State power. Any AI system used in defense, military operations, intelligence, national security, policing, border control, or elections and core democratic processes.
Critical infrastructure. Any AI system embedded in power grids, water systems, transportation networks, communications infrastructure, or healthcare systems.
Population-level labor governance. Any AI system used for hiring, firing, scheduling, performance scoring, or deactivation at scale—including gig and platform work governance systems. This category is often excluded from AI governance proposals. That exclusion is a mistake. When an algorithm can terminate a worker’s income with no human review and no appeal, it is exercising power over livelihood. That is a high-risk use by any reasonable definition.
High-risk designation triggers four obligations.
Independent red-teaming, covering not just technical robustness but abuse scenarios, discrimination risks, labor impacts, and security vulnerabilities.
Pre-deployment risk assessment with documented mitigations—not a checkbox exercise, but a substantive analysis reviewed by someone with authority to halt deployment.
Periodic reporting to an oversight body. This could be a parliamentary committee, a regulatory agency, or an institutional board, depending on context. The point is that the deploying entity does not get to be its own auditor.
Training data documentation at least at the category level—what kinds of data were used, from what sources, with what known gaps. Full transparency of training data may not always be feasible. Categorical documentation is a minimum.
2. Model-and-API-level hard boundaries
Principle: Some capabilities must be technically and contractually out of reach, even for states.
This is the mechanism Anthropic was trying to enforce when the Pentagon designated it a supply chain risk. The fact that the mechanism was punished does not mean it was wrong. It means it is urgent.
Three capabilities require non-overrideable prohibition.
Bulk domestic surveillance of a population. Not targeted, court-authorized surveillance of specific individuals—that is a different legal question. Bulk, suspicionless, population-scale monitoring.
Population-scale biometric identification in public spaces. Real-time face recognition, gait analysis, voiceprint matching, or similar technologies deployed against a general population rather than specific, legally authorized targets.
Autonomous selection and engagement of targets for lethal force. AI may inform targeting decisions. It may not make them. The distinction between “informing” and “deciding” is where the governance boundary must be drawn and enforced.
Implementation requires two things beyond contractual language.
First, separate deployment configurations for government and defense tenants where prohibited capabilities are simply not exposed. This is an architecture decision, not a policy decision. If the API endpoint does not exist, the capability cannot be misused regardless of what the contract says.
Second, immutable, access-controlled audit logs for all high-risk endpoints. “Immutable” means the deploying entity cannot edit, delete, or selectively redact the logs. “Access-controlled” means a regulator, court, or inspector general can later verify whether the provider honored its own red lines.
This is one of the few governance mechanisms that works even when the law is slow—because it is enforced at the infrastructure layer, not the legal layer.
3. Human accountability for life, liberty, and livelihood
Principle: AI may inform decisions, but humans remain accountable for decisions that can destroy a life.
This principle prevents “the model said so” from becoming a shield for state or institutional action.
AI may not be the sole basis for any of the following:
Arrest, detention, or criminal charging. Watchlisting or no-fly decisions. Immigration denial or deportation. Child removal or family separation. Use of lethal force. Termination, blacklisting, or major income-impacting employment decisions.
Each of these categories represents a decision with the potential to permanently alter a human life. Delegating that decision entirely to an automated system—even a sophisticated one—eliminates the human judgment that due process, employment law, and basic accountability require.
Three requirements enforce this principle.
A named human decision-maker must be responsible for the outcome. Not “the system” or “the process” or “the algorithm”—a person, with a name, who can be held to account.
A recorded rationale must exist that can be challenged in court or an equivalent forum. If the decision cannot be explained, it cannot be defended. If it cannot be defended, it should not be made.

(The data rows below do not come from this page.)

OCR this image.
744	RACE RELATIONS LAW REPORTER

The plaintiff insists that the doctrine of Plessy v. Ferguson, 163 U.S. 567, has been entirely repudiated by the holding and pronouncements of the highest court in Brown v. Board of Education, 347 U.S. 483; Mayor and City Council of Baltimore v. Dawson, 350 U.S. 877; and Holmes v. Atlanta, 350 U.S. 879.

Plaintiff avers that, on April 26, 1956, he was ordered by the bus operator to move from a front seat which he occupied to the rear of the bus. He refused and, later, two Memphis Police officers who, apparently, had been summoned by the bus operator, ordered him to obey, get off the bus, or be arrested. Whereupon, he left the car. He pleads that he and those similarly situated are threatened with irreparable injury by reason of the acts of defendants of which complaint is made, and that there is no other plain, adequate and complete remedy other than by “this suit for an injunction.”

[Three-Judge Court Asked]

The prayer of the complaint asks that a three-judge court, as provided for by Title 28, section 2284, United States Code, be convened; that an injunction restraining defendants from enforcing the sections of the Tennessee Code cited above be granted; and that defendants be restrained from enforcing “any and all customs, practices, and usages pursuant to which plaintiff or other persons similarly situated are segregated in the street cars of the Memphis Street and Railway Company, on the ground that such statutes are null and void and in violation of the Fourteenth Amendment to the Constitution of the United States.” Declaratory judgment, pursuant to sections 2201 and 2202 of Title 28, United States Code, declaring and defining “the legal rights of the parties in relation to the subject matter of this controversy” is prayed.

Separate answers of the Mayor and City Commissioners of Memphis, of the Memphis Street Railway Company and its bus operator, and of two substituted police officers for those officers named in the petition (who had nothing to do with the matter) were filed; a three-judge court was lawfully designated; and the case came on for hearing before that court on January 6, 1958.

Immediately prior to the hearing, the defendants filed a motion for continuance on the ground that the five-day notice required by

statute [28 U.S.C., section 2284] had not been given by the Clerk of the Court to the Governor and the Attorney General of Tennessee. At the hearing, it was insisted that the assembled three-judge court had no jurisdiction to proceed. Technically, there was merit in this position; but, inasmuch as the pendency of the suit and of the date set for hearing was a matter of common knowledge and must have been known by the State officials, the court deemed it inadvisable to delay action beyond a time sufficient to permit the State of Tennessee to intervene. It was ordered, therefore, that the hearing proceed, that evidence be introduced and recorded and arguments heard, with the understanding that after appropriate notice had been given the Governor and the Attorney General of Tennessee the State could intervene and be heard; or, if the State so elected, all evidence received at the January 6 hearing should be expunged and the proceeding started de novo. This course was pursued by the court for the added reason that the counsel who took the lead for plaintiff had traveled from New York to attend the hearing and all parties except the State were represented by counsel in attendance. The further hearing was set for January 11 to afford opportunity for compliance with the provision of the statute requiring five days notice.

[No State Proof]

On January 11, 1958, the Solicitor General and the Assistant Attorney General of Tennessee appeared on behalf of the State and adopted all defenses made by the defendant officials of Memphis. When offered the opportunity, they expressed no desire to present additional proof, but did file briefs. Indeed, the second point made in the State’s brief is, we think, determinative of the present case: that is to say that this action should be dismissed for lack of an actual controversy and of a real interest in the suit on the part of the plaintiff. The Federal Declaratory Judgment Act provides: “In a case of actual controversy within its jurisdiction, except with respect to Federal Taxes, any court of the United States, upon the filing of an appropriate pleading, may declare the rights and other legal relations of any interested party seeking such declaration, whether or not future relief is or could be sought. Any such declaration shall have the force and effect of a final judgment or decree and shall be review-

Disclosure that AI was used in the decision chain. The person affected has a right to know that their outcome was shaped by an automated system. Without this knowledge, they cannot meaningfully contest the result.
4. Procurement-based governance
Principle: If the state—or any large institution—buys it, it must be governable.
Procurement is one of the fastest-moving governance levers available because procurement rules already exist. They do not require new legislation or new agencies. They require AI-specific clauses in processes that are already operational.
For any AI system procured by government or critical institutions, three requirements apply.
The system must support independent audit. “Trust us” is not an audit. A meaningful audit requires access to model behavior, decision outputs, and performance metrics by someone outside the deploying organization.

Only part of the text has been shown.